Limitations and Critiques
The article acknowledged significant limitations. Voluntary licensing depended on patent holders’ willingness to participate, and some companies declined or imposed geographic restrictions that excluded middle-income countries where significant unmet need existed. The royalty terms in some agreements were criticized as excessive. And the model did not address the underlying question of whether pharmaceutical patent terms and pricing were appropriately calibrated to the needs of global health in the first place.
Critics from the access-to-medicines movement argued that the MPP legitimized an intellectual property regime that was fundamentally misaligned with public health objectives, providing a safety valve that reduced pressure for more structural reform. Burrone responded that the MPP was a practical tool that saved lives within the existing legal framework while more ambitious reforms were debated.
Expansion Beyond HIV
Since publication, the MPP has expanded significantly. Its role during the COVID-19 pandemic — negotiating licenses for nirmatrelvir (Paxlovid) and molnupiravir — demonstrated the model’s adaptability. The organization has also begun licensing long-acting injectable HIV treatments and cancer medicines, extending the voluntary licensing approach to new therapeutic areas. The institutional innovation Burrone described has become a permanent feature of the global health governance landscape.
Frequently Asked Questions
What is the Medicines Patent Pool?
The Medicines Patent Pool (MPP) is a United Nations-backed organization established in 2010 that negotiates voluntary licenses with pharmaceutical patent holders, then sublicenses those rights to generic manufacturers in developing countries. The goal is to increase access to affordable essential medicines.

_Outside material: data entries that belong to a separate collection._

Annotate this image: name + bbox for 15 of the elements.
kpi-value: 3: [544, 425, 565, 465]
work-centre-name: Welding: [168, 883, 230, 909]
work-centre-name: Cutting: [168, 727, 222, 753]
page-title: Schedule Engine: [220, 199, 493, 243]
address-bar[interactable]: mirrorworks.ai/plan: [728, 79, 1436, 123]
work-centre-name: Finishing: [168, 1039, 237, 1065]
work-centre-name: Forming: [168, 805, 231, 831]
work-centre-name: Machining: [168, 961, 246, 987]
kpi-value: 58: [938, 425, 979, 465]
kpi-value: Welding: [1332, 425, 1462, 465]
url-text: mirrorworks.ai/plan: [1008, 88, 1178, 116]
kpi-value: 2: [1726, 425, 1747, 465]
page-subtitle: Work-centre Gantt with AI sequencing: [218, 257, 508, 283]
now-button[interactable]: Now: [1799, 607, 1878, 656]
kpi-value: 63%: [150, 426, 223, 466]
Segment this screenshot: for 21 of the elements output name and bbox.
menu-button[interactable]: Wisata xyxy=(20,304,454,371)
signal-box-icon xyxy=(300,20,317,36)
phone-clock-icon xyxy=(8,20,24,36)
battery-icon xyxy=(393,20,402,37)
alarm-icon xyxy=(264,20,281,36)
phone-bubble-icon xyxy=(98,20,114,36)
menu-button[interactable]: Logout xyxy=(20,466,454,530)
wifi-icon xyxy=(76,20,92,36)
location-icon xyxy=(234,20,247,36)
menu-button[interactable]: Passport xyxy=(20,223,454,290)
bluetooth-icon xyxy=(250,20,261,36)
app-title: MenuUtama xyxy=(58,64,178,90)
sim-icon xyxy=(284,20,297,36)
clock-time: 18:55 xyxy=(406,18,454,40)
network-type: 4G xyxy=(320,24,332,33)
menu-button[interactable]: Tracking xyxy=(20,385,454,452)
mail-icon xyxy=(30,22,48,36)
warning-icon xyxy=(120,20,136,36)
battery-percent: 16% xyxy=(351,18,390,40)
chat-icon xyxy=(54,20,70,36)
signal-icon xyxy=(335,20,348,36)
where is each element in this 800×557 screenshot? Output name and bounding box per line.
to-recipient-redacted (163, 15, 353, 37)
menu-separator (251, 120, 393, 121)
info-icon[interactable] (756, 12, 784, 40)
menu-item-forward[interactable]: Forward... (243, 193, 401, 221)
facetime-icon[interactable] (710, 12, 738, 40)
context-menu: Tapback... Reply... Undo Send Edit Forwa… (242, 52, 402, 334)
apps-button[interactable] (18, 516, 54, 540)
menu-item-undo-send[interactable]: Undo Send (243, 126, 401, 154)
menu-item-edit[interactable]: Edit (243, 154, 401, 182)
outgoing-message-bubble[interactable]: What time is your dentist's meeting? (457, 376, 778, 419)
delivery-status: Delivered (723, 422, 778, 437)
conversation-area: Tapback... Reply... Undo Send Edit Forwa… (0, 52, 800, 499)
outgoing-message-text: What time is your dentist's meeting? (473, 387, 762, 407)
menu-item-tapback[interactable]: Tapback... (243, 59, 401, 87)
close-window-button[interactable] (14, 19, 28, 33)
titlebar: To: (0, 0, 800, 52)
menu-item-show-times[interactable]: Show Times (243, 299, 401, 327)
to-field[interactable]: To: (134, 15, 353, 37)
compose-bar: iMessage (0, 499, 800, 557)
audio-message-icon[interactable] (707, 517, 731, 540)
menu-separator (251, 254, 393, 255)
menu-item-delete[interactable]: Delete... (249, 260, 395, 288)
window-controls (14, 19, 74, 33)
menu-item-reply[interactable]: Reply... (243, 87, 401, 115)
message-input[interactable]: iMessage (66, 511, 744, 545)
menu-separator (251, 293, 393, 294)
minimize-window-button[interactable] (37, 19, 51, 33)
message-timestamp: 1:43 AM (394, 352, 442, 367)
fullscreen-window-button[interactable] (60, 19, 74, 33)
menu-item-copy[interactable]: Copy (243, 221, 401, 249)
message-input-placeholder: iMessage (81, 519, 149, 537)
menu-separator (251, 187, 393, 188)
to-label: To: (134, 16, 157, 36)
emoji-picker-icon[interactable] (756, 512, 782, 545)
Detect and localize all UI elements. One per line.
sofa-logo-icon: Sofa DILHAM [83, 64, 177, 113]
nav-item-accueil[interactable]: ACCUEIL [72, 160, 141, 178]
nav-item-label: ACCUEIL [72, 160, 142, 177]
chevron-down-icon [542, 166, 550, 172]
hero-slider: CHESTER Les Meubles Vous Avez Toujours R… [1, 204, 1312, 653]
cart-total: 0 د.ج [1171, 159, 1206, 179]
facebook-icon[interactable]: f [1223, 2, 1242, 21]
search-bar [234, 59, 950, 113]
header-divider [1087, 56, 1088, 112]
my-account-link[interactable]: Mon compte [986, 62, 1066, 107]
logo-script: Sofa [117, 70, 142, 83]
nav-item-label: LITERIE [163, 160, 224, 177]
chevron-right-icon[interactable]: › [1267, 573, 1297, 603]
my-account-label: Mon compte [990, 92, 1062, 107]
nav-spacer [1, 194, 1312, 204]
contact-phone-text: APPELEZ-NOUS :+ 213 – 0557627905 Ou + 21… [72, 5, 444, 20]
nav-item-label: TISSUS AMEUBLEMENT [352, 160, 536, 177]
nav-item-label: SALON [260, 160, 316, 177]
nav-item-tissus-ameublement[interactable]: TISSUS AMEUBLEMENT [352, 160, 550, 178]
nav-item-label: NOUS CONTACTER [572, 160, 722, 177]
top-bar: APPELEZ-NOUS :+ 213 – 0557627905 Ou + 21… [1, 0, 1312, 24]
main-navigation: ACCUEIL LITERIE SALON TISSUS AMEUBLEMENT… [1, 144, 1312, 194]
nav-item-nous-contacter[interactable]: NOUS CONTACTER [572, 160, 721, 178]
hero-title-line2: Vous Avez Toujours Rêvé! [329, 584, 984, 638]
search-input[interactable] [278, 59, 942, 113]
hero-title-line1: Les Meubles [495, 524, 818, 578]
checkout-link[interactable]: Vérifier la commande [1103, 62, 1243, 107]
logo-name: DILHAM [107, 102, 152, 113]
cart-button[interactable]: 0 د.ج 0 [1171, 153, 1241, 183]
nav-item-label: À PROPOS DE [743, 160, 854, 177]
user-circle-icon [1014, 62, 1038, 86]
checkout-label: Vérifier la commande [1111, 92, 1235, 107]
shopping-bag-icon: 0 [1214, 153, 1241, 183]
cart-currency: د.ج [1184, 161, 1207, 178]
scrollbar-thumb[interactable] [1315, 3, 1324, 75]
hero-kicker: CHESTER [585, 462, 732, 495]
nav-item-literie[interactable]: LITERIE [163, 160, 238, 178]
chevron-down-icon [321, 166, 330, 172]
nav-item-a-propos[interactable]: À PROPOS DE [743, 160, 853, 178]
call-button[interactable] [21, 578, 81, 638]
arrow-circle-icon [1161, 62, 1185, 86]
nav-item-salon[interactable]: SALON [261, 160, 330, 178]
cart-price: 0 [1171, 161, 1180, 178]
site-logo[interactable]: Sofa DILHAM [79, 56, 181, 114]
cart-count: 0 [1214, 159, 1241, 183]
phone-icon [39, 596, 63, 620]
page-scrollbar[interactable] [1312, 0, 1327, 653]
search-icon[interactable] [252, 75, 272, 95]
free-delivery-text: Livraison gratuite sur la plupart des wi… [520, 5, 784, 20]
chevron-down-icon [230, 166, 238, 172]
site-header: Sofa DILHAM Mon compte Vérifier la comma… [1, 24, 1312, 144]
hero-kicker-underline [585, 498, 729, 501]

How does voluntary licensing differ from compulsory licensing?
Voluntary licensing involves a negotiated agreement between the patent holder and licensee, typically including royalty payments and conditions. Compulsory licensing is imposed by a government without consent, as permitted under TRIPS Article 31. Voluntary licensing preserves commercial relationships and often includes technology transfer.
Has the Medicines Patent Pool been effective?
By 2024, MPP licenses had enabled the production of over 28 billion doses of generic medicines across more than 140 countries. The pooled licensing model reduced prices for key HIV treatments by up to 90 percent and has been credited with saving millions of lives.